Cells most commonly use Nudix proteins as "housecleaners" that break apart potentially harmful derivatives of nucleoside diphosphates, but Bessman's group also has shown Nudix proteins have been adapted to a variety of other functions.

Scharenberg sent clones of the Nudix genes he'd found to Bessman, and Dunn transferred the shorter gene into E. coli bacteria. When the bacteria used the gene to make proteins, Dunn tested them against a series of compounds that bind to Nudix boxes. The protein would bind only to ADP-ribose, a toxic biochemical that is used by some organisms including diptheria to disable cells.

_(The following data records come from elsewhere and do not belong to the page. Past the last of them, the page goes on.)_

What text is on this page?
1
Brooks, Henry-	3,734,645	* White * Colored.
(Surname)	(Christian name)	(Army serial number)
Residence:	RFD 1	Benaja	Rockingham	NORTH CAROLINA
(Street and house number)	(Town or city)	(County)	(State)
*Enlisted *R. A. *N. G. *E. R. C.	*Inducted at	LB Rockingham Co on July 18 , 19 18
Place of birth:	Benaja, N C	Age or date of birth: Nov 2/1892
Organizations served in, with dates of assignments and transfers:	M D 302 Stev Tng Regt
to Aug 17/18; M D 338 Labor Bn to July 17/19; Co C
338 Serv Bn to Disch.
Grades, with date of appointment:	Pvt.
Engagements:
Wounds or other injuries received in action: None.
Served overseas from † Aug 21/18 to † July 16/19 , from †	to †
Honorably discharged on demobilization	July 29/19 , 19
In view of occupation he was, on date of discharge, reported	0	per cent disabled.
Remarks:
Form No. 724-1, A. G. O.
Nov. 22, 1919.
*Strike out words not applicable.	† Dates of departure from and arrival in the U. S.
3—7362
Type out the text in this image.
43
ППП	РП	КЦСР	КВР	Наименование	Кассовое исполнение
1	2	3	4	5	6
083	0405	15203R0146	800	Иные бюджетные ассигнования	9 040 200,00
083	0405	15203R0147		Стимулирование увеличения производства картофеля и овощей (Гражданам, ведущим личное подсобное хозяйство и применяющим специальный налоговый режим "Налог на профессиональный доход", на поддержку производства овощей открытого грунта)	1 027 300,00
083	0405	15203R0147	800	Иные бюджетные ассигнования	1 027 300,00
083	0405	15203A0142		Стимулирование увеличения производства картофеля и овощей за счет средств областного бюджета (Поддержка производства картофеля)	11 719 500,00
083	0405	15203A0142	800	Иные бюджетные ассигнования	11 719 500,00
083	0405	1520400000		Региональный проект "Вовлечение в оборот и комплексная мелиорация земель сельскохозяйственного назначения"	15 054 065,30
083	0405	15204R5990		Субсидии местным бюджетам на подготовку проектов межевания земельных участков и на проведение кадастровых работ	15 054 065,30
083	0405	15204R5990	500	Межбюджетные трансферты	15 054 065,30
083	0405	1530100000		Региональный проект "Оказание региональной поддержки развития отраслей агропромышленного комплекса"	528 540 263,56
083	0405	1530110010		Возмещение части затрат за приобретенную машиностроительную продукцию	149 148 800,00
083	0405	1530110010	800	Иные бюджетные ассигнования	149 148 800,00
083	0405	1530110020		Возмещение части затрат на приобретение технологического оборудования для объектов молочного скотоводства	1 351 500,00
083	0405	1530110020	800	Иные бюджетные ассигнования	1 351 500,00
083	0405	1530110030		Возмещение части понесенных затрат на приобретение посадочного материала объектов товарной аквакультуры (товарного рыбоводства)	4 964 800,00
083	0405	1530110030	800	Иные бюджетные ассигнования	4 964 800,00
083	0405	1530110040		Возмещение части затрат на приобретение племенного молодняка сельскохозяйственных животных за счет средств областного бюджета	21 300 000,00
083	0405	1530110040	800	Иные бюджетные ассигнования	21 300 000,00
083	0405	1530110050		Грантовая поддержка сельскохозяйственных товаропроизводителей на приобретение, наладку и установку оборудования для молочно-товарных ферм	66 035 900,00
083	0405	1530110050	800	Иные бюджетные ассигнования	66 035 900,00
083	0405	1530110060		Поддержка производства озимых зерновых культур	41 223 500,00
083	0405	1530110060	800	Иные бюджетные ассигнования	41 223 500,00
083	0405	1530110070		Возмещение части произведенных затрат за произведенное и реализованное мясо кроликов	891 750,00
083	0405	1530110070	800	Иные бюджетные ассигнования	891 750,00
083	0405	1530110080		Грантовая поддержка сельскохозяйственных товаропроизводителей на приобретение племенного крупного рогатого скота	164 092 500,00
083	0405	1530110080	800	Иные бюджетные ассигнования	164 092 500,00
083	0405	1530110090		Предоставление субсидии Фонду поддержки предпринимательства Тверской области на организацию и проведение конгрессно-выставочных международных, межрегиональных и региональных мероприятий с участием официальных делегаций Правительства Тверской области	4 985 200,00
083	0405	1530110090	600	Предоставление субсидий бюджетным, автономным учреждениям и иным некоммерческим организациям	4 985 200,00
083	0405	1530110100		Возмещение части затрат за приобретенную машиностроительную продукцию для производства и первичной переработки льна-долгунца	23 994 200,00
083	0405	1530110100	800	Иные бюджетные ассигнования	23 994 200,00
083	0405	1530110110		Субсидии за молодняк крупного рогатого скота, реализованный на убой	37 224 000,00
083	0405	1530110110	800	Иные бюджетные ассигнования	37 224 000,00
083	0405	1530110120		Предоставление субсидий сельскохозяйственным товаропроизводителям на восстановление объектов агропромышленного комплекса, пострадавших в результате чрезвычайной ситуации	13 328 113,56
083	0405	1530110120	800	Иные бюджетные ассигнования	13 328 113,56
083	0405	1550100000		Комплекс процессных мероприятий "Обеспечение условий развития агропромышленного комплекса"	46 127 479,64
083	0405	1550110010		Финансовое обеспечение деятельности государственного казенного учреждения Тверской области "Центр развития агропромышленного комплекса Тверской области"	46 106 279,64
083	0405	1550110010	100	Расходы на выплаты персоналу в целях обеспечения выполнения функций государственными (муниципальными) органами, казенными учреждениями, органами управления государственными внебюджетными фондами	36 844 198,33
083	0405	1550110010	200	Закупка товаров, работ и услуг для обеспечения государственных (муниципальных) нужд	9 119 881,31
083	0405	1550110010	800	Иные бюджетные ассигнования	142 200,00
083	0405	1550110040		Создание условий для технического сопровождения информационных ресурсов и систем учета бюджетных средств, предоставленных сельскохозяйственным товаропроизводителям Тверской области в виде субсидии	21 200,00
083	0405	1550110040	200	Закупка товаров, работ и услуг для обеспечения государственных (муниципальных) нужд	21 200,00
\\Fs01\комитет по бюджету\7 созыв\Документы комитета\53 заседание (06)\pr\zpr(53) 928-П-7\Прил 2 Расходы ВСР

"ADP-ribose is also involved in apoptosis, a self-destruct mechanism used by sick or genetically damaged cells," Dunn says. "Free ADP-ribose is released all the time in healthy cells as a by-product of other reactions, but it's always cleaned up."

The second, larger gene identified by Scharenberg had a Nudix box at one end. When Bessman and Dunn isolated that segment of the larger protein and repeated the experiment they'd performed on the shorter gene, they found that it also would bind only to ADP-ribose.

Suspecting that the remainder of the second protein was involved in the formation of a calcium ion channel, Scharenberg and Bessman asked Reinhold Penner of the University of Hawaii at Honolulu to use a special "patch-clamp" technique to test whether LTRPC2 created a channel and whether that channel could be regulated with ADP-ribose. He found that the answer to both questions was yes.

"In fact, Reinhold found that the mechanism was specific; other compounds can't open the channel," Bessman says.

"This effort, in which three labs with different expertises worked toward a common goal, was a paradigm of scientific cooperation," Bessman concludes. "It's a bit like the fusion of the proteins we found; the whole was greater than the sum of its parts."

Other authors on the paper were Anne-Laure Perraud, Pierre Launay, Carsten Schmitz, Alexander Stokes, Qiqin Zhu and Jean-Pierre Kinet, of Harvard; and Andrea Fleig and Leigh Ann Bagley of the University of Hawaii. This research was supported by the National Institutes of Health and by a grant from the Beth Israel Pathology Foundation.